Pakistan surpassed the expectations of many, with 2 strong and consistent performances. Their tight bowling was backed up with intelligent batting which was effective enough to see them through. And this was despite the early loss of a key player, Javeria Khan, due to injury. In her stead, Bismah Maroof stepped up. An elegant left hander with a strong bottom hand and extraordinary wide grip in her stance, she stands out in the Pakistan ranks. With the ball, the accurate spin of Anam Amin confounded opposition batters. The side could not sustain their run however, and fell away in the final game against England, which they needed to win to ensure qualification.
West Indies‘ reputation for big hitting with the likes of Deandra Dottin and Stafanie Taylor preceded them. But in the group matches they seemed strangely subdued and unable to hit the ball as cleanly as they can. WI batted first in every group match. However, they both stuck it out in the middle and made important runs, to give defendable totals. Their bowling relied heavily on batters Matthews, Taylor and Dottin, the latter making up for what she lacked in batting form with wicket-taking ability. She has a fast action, hits the pitch hard and can generate pace up to the mid 70s mph. WI also seem to have an uncanny ability to defend a low total. Their bowling has been tight, field placements ideal and they have managed to take wickets at important moments in each game. WI have qualified the hard way, and that often stands a side in good stead going forward.

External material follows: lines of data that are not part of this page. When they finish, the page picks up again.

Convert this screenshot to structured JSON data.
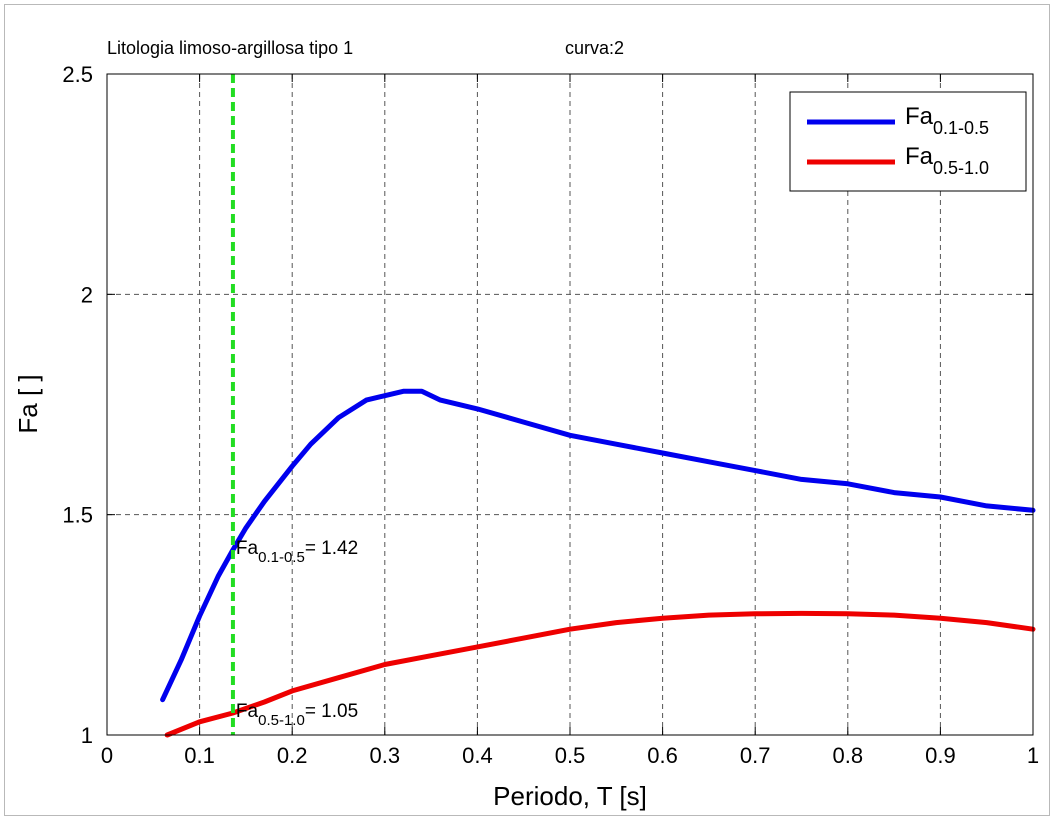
{
  "chart_data": {
    "type": "line",
    "title_left": "Litologia limoso-argillosa tipo 1",
    "title_right": "curva:2",
    "xlabel": "Periodo, T [s]",
    "ylabel": "Fa [ ]",
    "xlim": [
      0,
      1
    ],
    "ylim": [
      1,
      2.5
    ],
    "x_ticks": [
      "0",
      "0.1",
      "0.2",
      "0.3",
      "0.4",
      "0.5",
      "0.6",
      "0.7",
      "0.8",
      "0.9",
      "1"
    ],
    "x_tick_values": [
      0,
      0.1,
      0.2,
      0.3,
      0.4,
      0.5,
      0.6,
      0.7,
      0.8,
      0.9,
      1
    ],
    "y_ticks": [
      "1",
      "1.5",
      "2",
      "2.5"
    ],
    "y_tick_values": [
      1,
      1.5,
      2,
      2.5
    ],
    "grid": true,
    "legend_position": "top-right",
    "vline": {
      "x": 0.136,
      "color": "#22dd22"
    },
    "series": [
      {
        "name": "Fa",
        "name_sub": "0.1-0.5",
        "color": "#0000ee",
        "x": [
          0.06,
          0.08,
          0.1,
          0.12,
          0.136,
          0.15,
          0.17,
          0.2,
          0.22,
          0.25,
          0.28,
          0.3,
          0.32,
          0.34,
          0.36,
          0.4,
          0.45,
          0.5,
          0.55,
          0.6,
          0.65,
          0.7,
          0.75,
          0.8,
          0.85,
          0.9,
          0.95,
          1.0
        ],
        "y": [
          1.08,
          1.17,
          1.27,
          1.36,
          1.42,
          1.47,
          1.53,
          1.61,
          1.66,
          1.72,
          1.76,
          1.77,
          1.78,
          1.78,
          1.76,
          1.74,
          1.71,
          1.68,
          1.66,
          1.64,
          1.62,
          1.6,
          1.58,
          1.57,
          1.55,
          1.54,
          1.52,
          1.51
        ]
      },
      {
        "name": "Fa",
        "name_sub": "0.5-1.0",
        "color": "#ee0000",
        "x": [
          0.065,
          0.1,
          0.136,
          0.17,
          0.2,
          0.25,
          0.3,
          0.35,
          0.4,
          0.45,
          0.5,
          0.55,
          0.6,
          0.65,
          0.7,
          0.75,
          0.8,
          0.85,
          0.9,
          0.95,
          1.0
        ],
        "y": [
          1.0,
          1.03,
          1.05,
          1.075,
          1.1,
          1.13,
          1.16,
          1.18,
          1.2,
          1.22,
          1.24,
          1.255,
          1.265,
          1.272,
          1.275,
          1.276,
          1.275,
          1.272,
          1.265,
          1.255,
          1.24
        ]
      }
    ],
    "annotations": [
      {
        "base": "Fa",
        "sub": "0.1-0.5",
        "text": "= 1.42",
        "x": 0.136,
        "y": 1.42
      },
      {
        "base": "Fa",
        "sub": "0.5-1.0",
        "text": "= 1.05",
        "x": 0.136,
        "y": 1.05
      }
    ]
  }
}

India – With the ball, all-rounder Harmanpreet Kaur’s unpredictable brand of spin has plenty of variations, and although she can leak runs, batters find it hard to pick her. Consequently, she took wickets, and best of all these were at a high strike rate of 7 wickets in just 11 overs. Anuja Patil and Ekta Bisht provided more economical spin support.
India’s batting was spearheaded by Veda Krishnamurthy, who showed impressive form. She has strong hitting ability, can manoeuvre the field, and was better able to set a decent clip early on than the rest of their top order. The other batters struggled to get going for much of the time, with too few cameo contributions, which ultimately cost India a semi-final berth. The focus seemed to be too much on big hitting and not enough on working the ball into gaps for the batters to get themselves in. Were they too focused on crowd-pleasing, when simply going for the win in the most efficient fashion would have sufficed? Only they will know.

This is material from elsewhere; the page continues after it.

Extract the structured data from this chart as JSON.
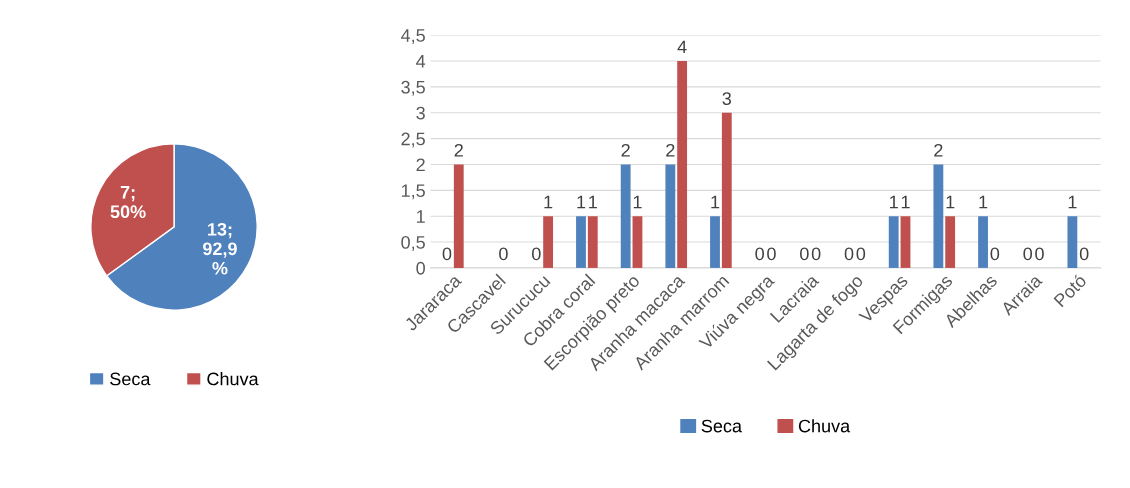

How India dealt with the pressure of playing in front of an expectant home crowd would be key to their chances. This handling of pressure represents the next step up for all the rapidly improving sides like India, Pakistan, Sri Lanka and Bangladesh. When the scales finally fall from the eyes of the viewing public in their home countries, and they realise that they have (and have had, all along!) a women’s team really worth supporting, along will come the next challenge – pressure to perform.

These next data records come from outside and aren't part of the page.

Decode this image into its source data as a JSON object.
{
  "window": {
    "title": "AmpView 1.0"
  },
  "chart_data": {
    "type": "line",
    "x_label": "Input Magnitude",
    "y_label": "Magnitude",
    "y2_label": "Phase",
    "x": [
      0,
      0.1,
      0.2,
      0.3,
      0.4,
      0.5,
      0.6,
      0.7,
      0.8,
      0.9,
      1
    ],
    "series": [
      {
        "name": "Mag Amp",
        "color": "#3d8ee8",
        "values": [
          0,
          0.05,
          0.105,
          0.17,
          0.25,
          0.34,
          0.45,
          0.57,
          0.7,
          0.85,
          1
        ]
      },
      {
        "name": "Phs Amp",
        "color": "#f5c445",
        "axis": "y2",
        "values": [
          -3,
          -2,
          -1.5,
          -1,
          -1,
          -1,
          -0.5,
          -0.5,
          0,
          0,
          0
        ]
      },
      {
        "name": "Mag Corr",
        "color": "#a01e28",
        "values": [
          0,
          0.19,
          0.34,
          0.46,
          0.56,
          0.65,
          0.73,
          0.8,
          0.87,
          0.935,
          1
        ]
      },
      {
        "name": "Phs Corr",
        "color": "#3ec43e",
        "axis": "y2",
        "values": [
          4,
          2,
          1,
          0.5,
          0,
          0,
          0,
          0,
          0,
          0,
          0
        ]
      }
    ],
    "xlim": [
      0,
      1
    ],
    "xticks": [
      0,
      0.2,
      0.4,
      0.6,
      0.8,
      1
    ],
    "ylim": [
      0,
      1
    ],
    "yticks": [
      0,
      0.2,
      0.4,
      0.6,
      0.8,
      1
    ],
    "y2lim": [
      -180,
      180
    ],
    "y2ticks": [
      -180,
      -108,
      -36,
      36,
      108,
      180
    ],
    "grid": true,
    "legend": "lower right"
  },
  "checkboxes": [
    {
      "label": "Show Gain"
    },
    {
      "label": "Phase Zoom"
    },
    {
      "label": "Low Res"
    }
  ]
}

The advantage the more established nations have is that their players are more accustomed to facing the media spotlight. How India froze against Pakistan, and West Indies, under the scrutiny and weight of expectation of a nation, was palpable. Out went the free-flowing run-scoring antics of the Bangladesh game, and instead we saw a nervous, timid India who were clearly overwhelmed by the occasion.